Department of Veterinary Clinical Studies, Faculty of Veterinary Medicine, Universiti Putra Malaysia, Putra, Malaysia
In comparison to diagnostic modalities such as conventional radiography, ultrasonography, and magnetic resonance imaging, computed tomography (CT) is a more accurate tool for diagnosing elbow joint disease, particularly for medial coronoid disease (MCD). Its ability of interpreting the images in different reconstructive views and planes allows CT to be superior to conventional radiography because there is no distraction of superimposed images. Lesions involved in elbow joint diseases such as displaced mineralized fragments of the medial coronoid process, signs of radioulnar incongruence (RUI), and the presence of subtrochlear notch sclerosis are easy to detect using CT (Cook, Cook 2009).

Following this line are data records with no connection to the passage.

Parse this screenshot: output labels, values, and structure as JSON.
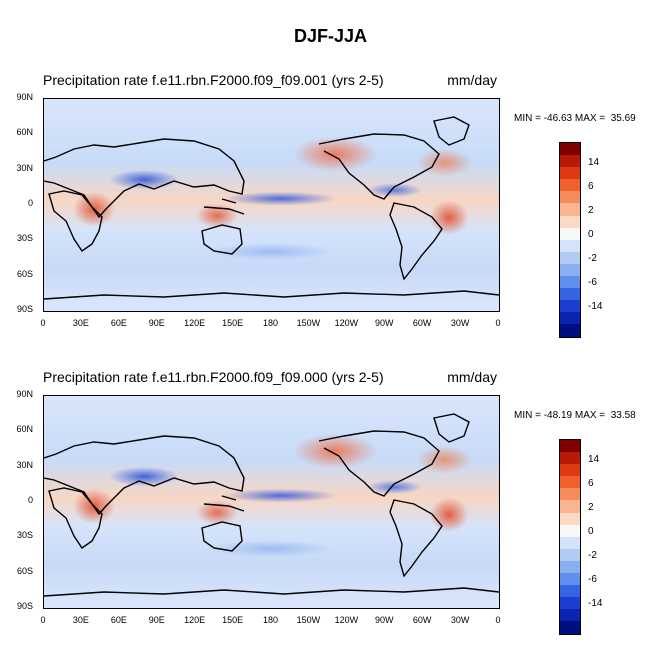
{
  "title": "DJF-JJA",
  "panels": [
    {
      "title": "Precipitation rate f.e11.rbn.F2000.f09_f09.001 (yrs 2-5)",
      "units": "mm/day",
      "minmax": "MIN = -46.63 MAX =  35.69"
    },
    {
      "title": "Precipitation rate f.e11.rbn.F2000.f09_f09.000 (yrs 2-5)",
      "units": "mm/day",
      "minmax": "MIN = -48.19 MAX =  33.58"
    }
  ],
  "lat_labels": [
    "90N",
    "60N",
    "30N",
    "0",
    "30S",
    "60S",
    "90S"
  ],
  "lon_labels": [
    "0",
    "30E",
    "60E",
    "90E",
    "120E",
    "150E",
    "180",
    "150W",
    "120W",
    "90W",
    "60W",
    "30W",
    "0"
  ],
  "colorbar": {
    "colors": [
      "#800000",
      "#b71a08",
      "#dc3a12",
      "#f0602c",
      "#f68c5c",
      "#f9b592",
      "#fcd9c4",
      "#f7f7f7",
      "#d4e3f9",
      "#b2cbf3",
      "#8aaff0",
      "#5f8eeb",
      "#3565e0",
      "#1c3fcf",
      "#0a23b0",
      "#000f80"
    ],
    "labels": [
      "14",
      "6",
      "2",
      "0",
      "-2",
      "-6",
      "-14"
    ]
  }
}
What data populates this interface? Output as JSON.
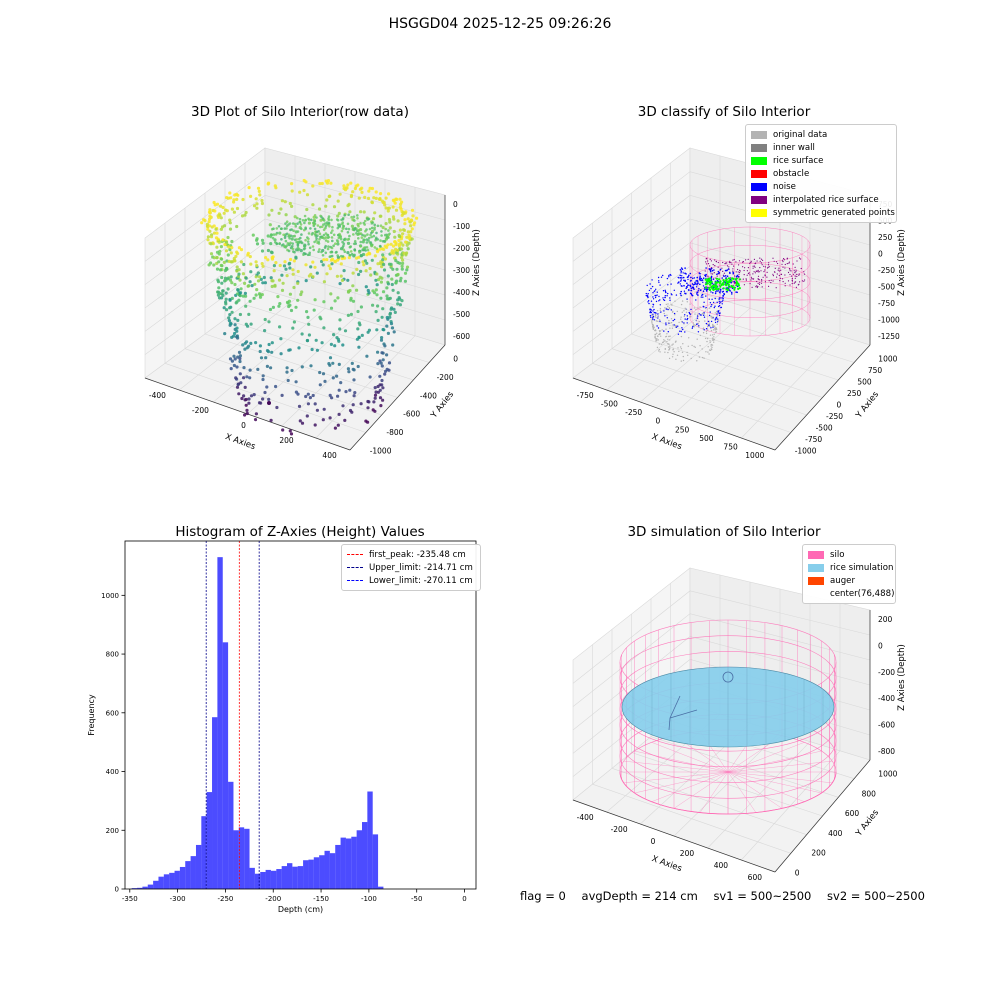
{
  "figure": {
    "title": "HSGGD04 2025-12-25 09:26:26"
  },
  "chart_data": [
    {
      "id": "raw",
      "type": "scatter",
      "title": "3D Plot of Silo Interior(row data)",
      "xlabel": "X Axies",
      "ylabel": "Y Axies",
      "zlabel": "Z Axies (Depth)",
      "x_ticks": [
        "-400",
        "-200",
        "0",
        "200",
        "400"
      ],
      "y_ticks": [
        "-1000",
        "-800",
        "-600",
        "-400",
        "-200",
        "0"
      ],
      "z_ticks": [
        "-600",
        "-500",
        "-400",
        "-300",
        "-200",
        "-100",
        "0"
      ],
      "colormap": [
        "#440154",
        "#3b528b",
        "#21918c",
        "#5ec962",
        "#fde725"
      ]
    },
    {
      "id": "classify",
      "type": "scatter",
      "title": "3D classify of Silo Interior",
      "xlabel": "X Axies",
      "ylabel": "Y Axies",
      "zlabel": "Z Axies (Depth)",
      "x_ticks": [
        "-750",
        "-500",
        "-250",
        "0",
        "250",
        "500",
        "750",
        "1000"
      ],
      "y_ticks": [
        "-1000",
        "-750",
        "-500",
        "-250",
        "0",
        "250",
        "500",
        "750",
        "1000"
      ],
      "z_ticks": [
        "-1250",
        "-1000",
        "-750",
        "-500",
        "-250",
        "0",
        "250",
        "500",
        "750"
      ],
      "legend": [
        {
          "label": "original data",
          "color": "#b3b3b3"
        },
        {
          "label": "inner wall",
          "color": "#808080"
        },
        {
          "label": "rice surface",
          "color": "#00ff00"
        },
        {
          "label": "obstacle",
          "color": "#ff0000"
        },
        {
          "label": "noise",
          "color": "#0000ff"
        },
        {
          "label": "interpolated rice surface",
          "color": "#800080"
        },
        {
          "label": "symmetric generated points",
          "color": "#ffff00"
        }
      ],
      "colors": {
        "silo": "#ff69b4"
      }
    },
    {
      "id": "histogram",
      "type": "bar",
      "title": "Histogram of Z-Axies (Height) Values",
      "xlabel": "Depth (cm)",
      "ylabel": "Frequency",
      "xlim": [
        -355,
        12
      ],
      "ylim": [
        0,
        1185
      ],
      "x_ticks": [
        -350,
        -300,
        -250,
        -200,
        -150,
        -100,
        -50,
        0
      ],
      "y_ticks": [
        0,
        200,
        400,
        600,
        800,
        1000
      ],
      "bin_start": -348,
      "bin_width": 5.6,
      "values": [
        3,
        4,
        8,
        15,
        28,
        42,
        50,
        55,
        62,
        75,
        95,
        112,
        150,
        248,
        330,
        585,
        1130,
        840,
        365,
        200,
        210,
        205,
        72,
        52,
        58,
        65,
        62,
        68,
        78,
        88,
        76,
        78,
        98,
        100,
        108,
        115,
        130,
        122,
        150,
        175,
        172,
        178,
        200,
        228,
        332,
        186,
        8
      ],
      "bar_color": "#0000ff",
      "legend": [
        {
          "label": "first_peak: -235.48 cm",
          "value": -235.48,
          "color": "#ff0000"
        },
        {
          "label": "Upper_limit: -214.71 cm",
          "value": -214.71,
          "color": "#00008b"
        },
        {
          "label": "Lower_limit: -270.11 cm",
          "value": -270.11,
          "color": "#00008b"
        }
      ]
    },
    {
      "id": "simulation",
      "type": "scatter",
      "title": "3D simulation of Silo Interior",
      "xlabel": "X Axies",
      "ylabel": "Y Axies",
      "zlabel": "Z Axies (Depth)",
      "x_ticks": [
        "-400",
        "-200",
        "0",
        "200",
        "400",
        "600"
      ],
      "y_ticks": [
        "0",
        "200",
        "400",
        "600",
        "800",
        "1000"
      ],
      "z_ticks": [
        "-800",
        "-600",
        "-400",
        "-200",
        "0",
        "200"
      ],
      "legend": [
        {
          "label": "silo",
          "color": "#ff69b4"
        },
        {
          "label": "rice simulation",
          "color": "#87ceeb"
        },
        {
          "label": "auger",
          "color": "#ff4500"
        },
        {
          "label": "center(76,488)",
          "color": ""
        }
      ]
    }
  ],
  "status": {
    "flag": "flag = 0",
    "avg_depth": "avgDepth = 214 cm",
    "sv1": "sv1 = 500~2500",
    "sv2": "sv2 = 500~2500"
  }
}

In a previous study (Lau et al. 2013), we followed the development of MCD by using both radiography and CT. CT had the higher sensitivity (30.8%) in comparison with radiography (0%) in detecting incipient MCD. In that particular study, the dogs were anesthetized and positioned in dorsal recumbency on the CT scanning table with the elbow joints extended approximately 135°. The antebrachia were positioned parallel to each other and as symmetrically as possible at the same level using a custom-made positioning device. Transverse views, perpendicular to the antebrachia, were made with a third-generation single-slice helical CT scanner (Philips Secura, Philips) using 120 kV and 120 mA with an exposure time of 1000 ms. One millimeter thick slices of the elbow joints were made with the joints in neutral position. The earliest signs of MCD were detected by using CT at 14 weeks with a mineralized bone fragment detected at the base of the MCP subchondral bone, which did not extend to the apex of the MCP.

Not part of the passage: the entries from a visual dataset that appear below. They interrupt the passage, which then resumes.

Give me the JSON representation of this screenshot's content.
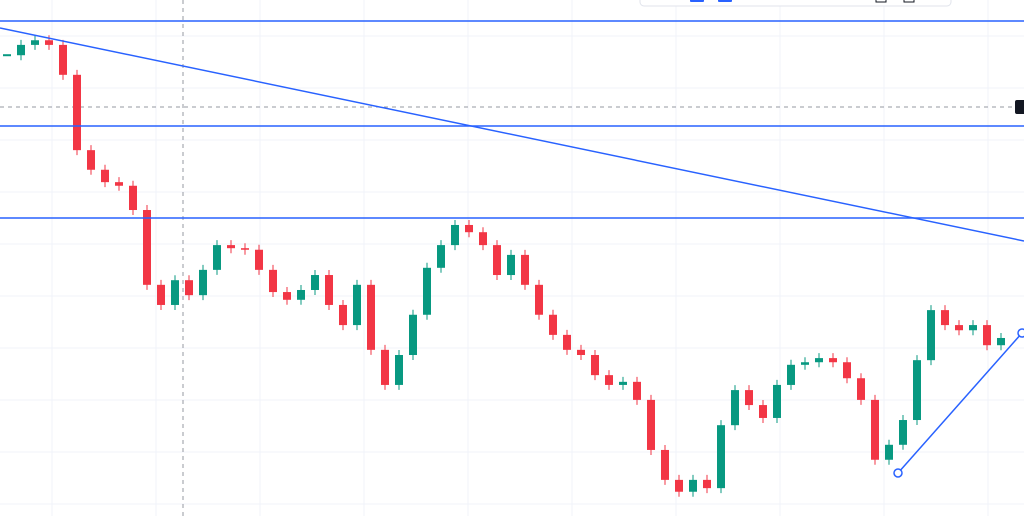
{
  "chart_data": {
    "type": "candlestick",
    "up_color": "#089981",
    "down_color": "#f23645",
    "ylim": [
      0,
      100
    ],
    "close": [
      89.3,
      91.3,
      92.2,
      91.3,
      85.5,
      70.9,
      67.1,
      64.7,
      64.0,
      59.3,
      44.8,
      40.9,
      45.7,
      42.8,
      47.7,
      52.5,
      51.9,
      51.6,
      47.7,
      43.4,
      41.9,
      43.8,
      46.7,
      40.9,
      37.0,
      44.8,
      32.2,
      25.4,
      31.2,
      39.0,
      48.1,
      52.5,
      56.4,
      55.0,
      52.5,
      46.7,
      50.6,
      44.8,
      39.0,
      35.1,
      32.2,
      31.2,
      27.3,
      25.4,
      26.0,
      22.5,
      12.8,
      7.0,
      4.7,
      7.0,
      5.4,
      17.6,
      24.4,
      21.5,
      19.0,
      25.4,
      29.3,
      29.8,
      30.6,
      29.8,
      26.7,
      22.5,
      10.9,
      13.8,
      18.6,
      30.2,
      39.9,
      37.0,
      36.0,
      37.0,
      33.1,
      34.5
    ]
  }
}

By using CT, other entities of elbow dysplasia, namely, ununited anconeal process (UAP) and osteochondrosis lesions are best seen on sagittal and dorsal plane reformatted images as either a partial or complete hypoattenuating line and as lucency or flattening of the medial aspect of the humeral condyle with surrounding subchondral bone sclerosis (Reichle, Snaps 1999). Different positioning with the elbow either in in supination or pronation, extension and standing angle (135°) are more critical in evaluating RUI (Murphy et al. 1998; Wagner et al. 2007). Maximal supination and pronation of the antebrachium leads to a significant variation in measurements of the radioulnar joint space; hence, a neutral position of the antebrachium during scanning is critical to detect RUI. On joint extension (160°), there would be a cranial translation of the ulna, increasing the space between the radius and ulna at the ulnar incisures (Wagner et al. 2007). Reconstructed images from dorsal and sagittal planes are useful for accurately determining incongruity of the radius and ulna (Reichle et al. 2000). The most reliable reconstruction plane is the mid-coronoid oblique plane, because it allows the most accurate measurement of radioulnar congruence (Holsworth et al. 2005).

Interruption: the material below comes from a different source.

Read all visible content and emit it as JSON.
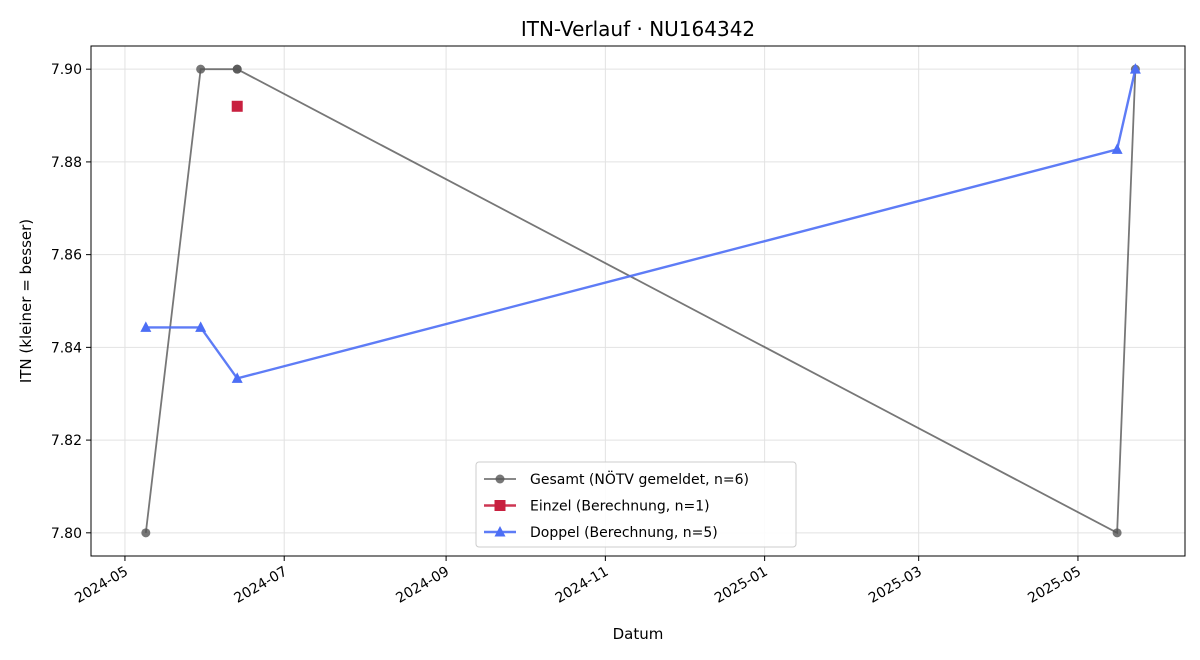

Despite of its great advantages, CT does have certain limitations. It cannot be used to assess cartilage integrity and the animals are not in weight bearing position during the examination. These disadvantages mean that it is not possible to detect or assess pathological changes in cartilage and make it more difficult to determine the congruity of the elbow joints. The physiological incongruity of the elbow joints during movement also could not be detected.